Regarding the ideal compression of telecommunications transmissions:

For varuis types of data there are various ways to compress them. For sound there is the .MP3; for pictures the .JPG . Presumably they are not interchangeable. To send, therefore, a stream of assorted types of data efficiently thru a telecommunications channel, one cannot use just one of these schemes, but must invoke for each message (file) the appropriate scheme. But if the message traffic is general -- not limited to specific recognized data types, but potentially composed of arbitrary data types some of which may not be known in advance -- this will not work. You need a generalized compression algorithm to make it applicable to arbitrary data streams.

But how?

The information value of any symbol (e.g., byte) in a message is equal to the logarithm of its unlikelihood; and the information content of the whole message equals the sum of those values. Thus, a character in a long string of the same character may be regarded as having a 100% probability of occurance, so that its information value is (expressed in bits) log_2(1) = 0; so that the message has an information value of 0; there is therefor no point in sending it, because its content is already known. At the other extreme, in a string of random bytes, the odds against the occurance, in any one instance, of any particular value is 256 to 1, so that it, having an unlikelihood of 256/1, has an information value in bits of log_2(256/1) = 8, as expected, and a file having n random bytes has an information content of 8n bits .
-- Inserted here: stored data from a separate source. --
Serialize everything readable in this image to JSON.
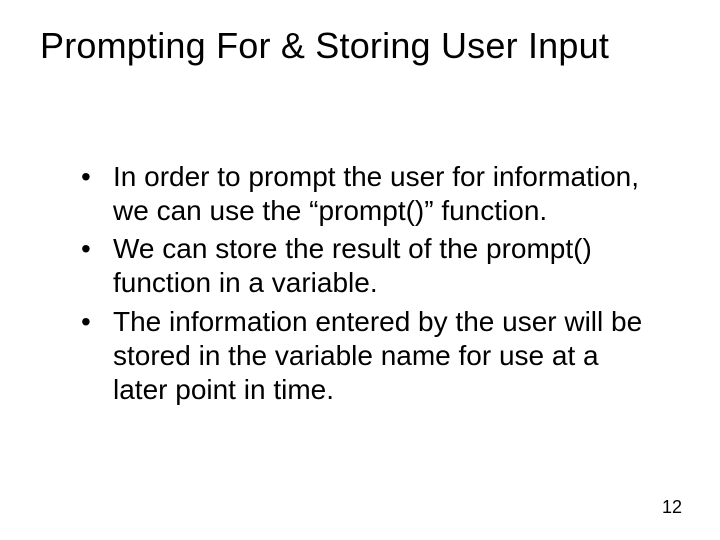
{
  "slide": {
    "title": "Prompting For & Storing User Input",
    "bullets": [
      "In order to prompt the user for information, we can use the “prompt()” function.",
      "We can store the result of the prompt() function in a variable.",
      "The information entered by the user will be stored in the variable name for use at a later point in time."
    ],
    "page_number": "12"
  }
}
All other messages fall somewhere in between these extremes. In standard English text, the letter "e" occurs quite frequently, thus on the average has a lower significance than, say, "x". The information value of each letter therefore is different. Compression would say, let us arrange all these letters in order of probability, and then assign short bit strings to the most probable letters, and longer bit strings to the less probable (as in the Morse code). This does indeed achieve compression; however this process is imperfect in that it assumes that the probability of occurance of any letter is simply the number of occurrances of it in the average string of such data, divided by the total number of characters in the string. It is equivalent to saying that we will create a loaded die having as many faces as possible characters, such that upon tossing it, the probability of any character coming up will match the number of such characters in a long string of text. But this approach is weak in two ways: First, the die has to be constructed based upon preconcieved understandings as to what the data will typically be like, which some kind of an assume in advance that it will be one or another kind (pictures, sound, text, whatever), which is what we want to avoid. Secondly, this scheme does not take into account the effect of conditional probility: namely, that the probability of the occurance of a certain character at a particular place in a message, may depend upon other elements in the message.

To take all this into account, it would appear necessary to seek a general compression algorithm which, without knowing in advance what would be coming through the channel, would be able to analyze it, reduce it to its minimum size, and reconstruct it on the other end. And in so doing it would have to take into consideration the fact that the probability, at any one position, of any particular character could depend, in general, upon exactly what other characters occur everywhere else in the message (or more generally, in the entire traffic stream). This means that we do not simply consider how frequently a specific character may occur on the average, but that we examine the probability of any specific occurrance of it in the light of the entire content of the rest of the message, and to do so in a situation where the messages may in general include types not previously known or anticipated. One suspects that such a process would have to be capable of "learning". All this would in general seem to be a formidable mathematical problem.

Does anyone know what is involved in solving it, and just how close to solving it practical science has been able to come?